There is much which is right about the Stiglitz analysis. Where I think he's got it wrong is in the blunt assertion that globalisation is helping rich nations at the expense of poor ones. The real picture is a great deal more complex.

The backlash we are seeing against globalisation in the developed West is driven not by concern for the world's poor, but by self interest. As wages and skills equalise globally, as the effect of international trade and communication levels bring down living standards and relative wealth, the greatest losers are the already rich nations. Past advantages of industry, education, technology, intellectual know-how and skills are being scattered to the four corners of the earth. The people who lose in this process of homogenisation are those who already have these things, for they now have to share them out.

International surveys of the public mood show it is the developed West which is filled with gloom about the future, not the "poor" of the world, who in the main look to a better future. For the West, it is all downhill. Their power and wealth is about to be eclipsed by the East. By contrast, the spirit in China and India is largely one of unbounded optimism. Rightly or wrongly, people believe things are getting better, and will continue to do so.
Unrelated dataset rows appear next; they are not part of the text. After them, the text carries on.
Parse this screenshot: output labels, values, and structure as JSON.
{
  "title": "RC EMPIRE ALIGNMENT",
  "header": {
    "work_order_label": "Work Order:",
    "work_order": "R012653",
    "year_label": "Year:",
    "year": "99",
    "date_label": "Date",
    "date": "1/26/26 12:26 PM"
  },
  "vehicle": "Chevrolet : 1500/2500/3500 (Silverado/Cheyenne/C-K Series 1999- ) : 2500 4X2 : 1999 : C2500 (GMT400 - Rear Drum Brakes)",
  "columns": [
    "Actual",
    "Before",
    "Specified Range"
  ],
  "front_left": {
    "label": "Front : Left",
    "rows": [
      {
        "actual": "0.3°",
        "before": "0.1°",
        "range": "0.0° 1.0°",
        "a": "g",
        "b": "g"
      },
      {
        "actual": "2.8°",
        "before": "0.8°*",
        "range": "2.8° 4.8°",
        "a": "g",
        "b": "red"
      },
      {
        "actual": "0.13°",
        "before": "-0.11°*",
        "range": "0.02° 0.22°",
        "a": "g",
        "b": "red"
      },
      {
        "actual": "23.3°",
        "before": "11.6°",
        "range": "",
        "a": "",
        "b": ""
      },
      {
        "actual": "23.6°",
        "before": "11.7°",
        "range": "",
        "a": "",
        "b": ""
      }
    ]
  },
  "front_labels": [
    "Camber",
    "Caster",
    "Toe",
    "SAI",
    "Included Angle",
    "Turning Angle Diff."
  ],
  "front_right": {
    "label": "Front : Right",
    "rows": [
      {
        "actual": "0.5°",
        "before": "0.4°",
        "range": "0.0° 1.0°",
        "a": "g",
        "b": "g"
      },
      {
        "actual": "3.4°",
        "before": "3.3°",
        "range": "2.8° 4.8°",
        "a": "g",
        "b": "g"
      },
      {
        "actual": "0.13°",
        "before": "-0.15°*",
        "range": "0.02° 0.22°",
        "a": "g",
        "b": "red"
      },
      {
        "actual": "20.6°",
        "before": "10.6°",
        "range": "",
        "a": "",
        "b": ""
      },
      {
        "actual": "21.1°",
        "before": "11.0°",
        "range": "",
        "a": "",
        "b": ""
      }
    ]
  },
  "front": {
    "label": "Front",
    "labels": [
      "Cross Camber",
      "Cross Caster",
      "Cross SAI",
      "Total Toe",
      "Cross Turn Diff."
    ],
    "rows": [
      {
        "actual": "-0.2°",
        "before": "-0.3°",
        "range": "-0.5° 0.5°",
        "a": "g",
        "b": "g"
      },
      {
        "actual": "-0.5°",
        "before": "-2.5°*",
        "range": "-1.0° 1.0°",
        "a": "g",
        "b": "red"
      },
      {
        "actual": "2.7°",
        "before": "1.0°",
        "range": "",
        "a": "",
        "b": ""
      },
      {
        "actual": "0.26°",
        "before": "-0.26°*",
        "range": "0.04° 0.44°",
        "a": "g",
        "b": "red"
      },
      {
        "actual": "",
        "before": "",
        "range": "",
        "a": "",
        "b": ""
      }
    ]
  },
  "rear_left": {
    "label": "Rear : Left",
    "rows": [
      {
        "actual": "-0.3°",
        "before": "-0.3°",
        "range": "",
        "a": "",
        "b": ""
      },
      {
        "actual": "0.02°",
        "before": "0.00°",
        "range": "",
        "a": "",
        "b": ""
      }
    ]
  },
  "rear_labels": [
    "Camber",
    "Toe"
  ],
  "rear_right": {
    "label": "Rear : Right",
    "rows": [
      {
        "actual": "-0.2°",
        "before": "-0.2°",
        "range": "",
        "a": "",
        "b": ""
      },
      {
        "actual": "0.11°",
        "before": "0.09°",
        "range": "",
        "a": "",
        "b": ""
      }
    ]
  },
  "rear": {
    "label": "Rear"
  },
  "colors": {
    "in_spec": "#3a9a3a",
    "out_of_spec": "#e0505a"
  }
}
These are huge generalisations, obviously, but so are many of the observations made by Professor Stiglitz. And while the IMF plainly needs urgently to be adapted to the demands of a fast-changing world, it is actually at the level of national policy, not in the global arena, that most can be done to counteract the growing inequalities and divisions that globalisation is producing, for they are mainly manifest at a national level. The IMF can't do it; only national governments can put in place adequate social safety nets, or invest in education, research and development in a way that might produce a competitive economy.

Most of Professor Stiglitz's ideas for a better world are essentially utopian in nature. Few nation states, both rich and poor, are at a stage of such altruistic abandonment of self interest that they would willingly submit to a global reserves system.

Nor would centrally awarded prizes for medical cures and treatments as a way of incentivising discovery and development be any substitute for the present system of intellectual property rights. It's a nice idea, which in theory would make these breakthroughs accessible to all, but it is also naive. In practice, the only jobs created by this authoritarian approach to innovation would be in the field of bureaucracy. Corrupt and suspect practice would run riot and medical advancement would grind to a halt.

Globalisation has drawbacks aplenty, not least the acceleration of global warming, but actually it is working largely as it was expected to. The developing world is getting richer, and it is doing so partly at the expense of already rich nations. The growing inequalities it is also giving rise to within nations is something that only nations themselves can do something about, not international organisations.

This growth in the developing world is the strongest reason for believing the world economy is not about to go to hell in a handcart. China, India and the other developing nations of Asia and Latin America are becoming the true drivers of growth in the post-9/11 era.

For the US, the economic outlook is particularly uncertain as the Fed deliberately chokes off the consumer boom it activated five years ago. Yet for the first time in nearly 100 years, it may not actually matter that much. The pessimists in financial markets right now are those whose focus remains glued to the US housing market, as if the fate of the entire world lies in the hands of US real estate agents. It would be silly to underestimate their importance, of course, but for the optimists, it is the Far East that now matters more. For better or worse, it is globalisation which has brought about this seismic shift.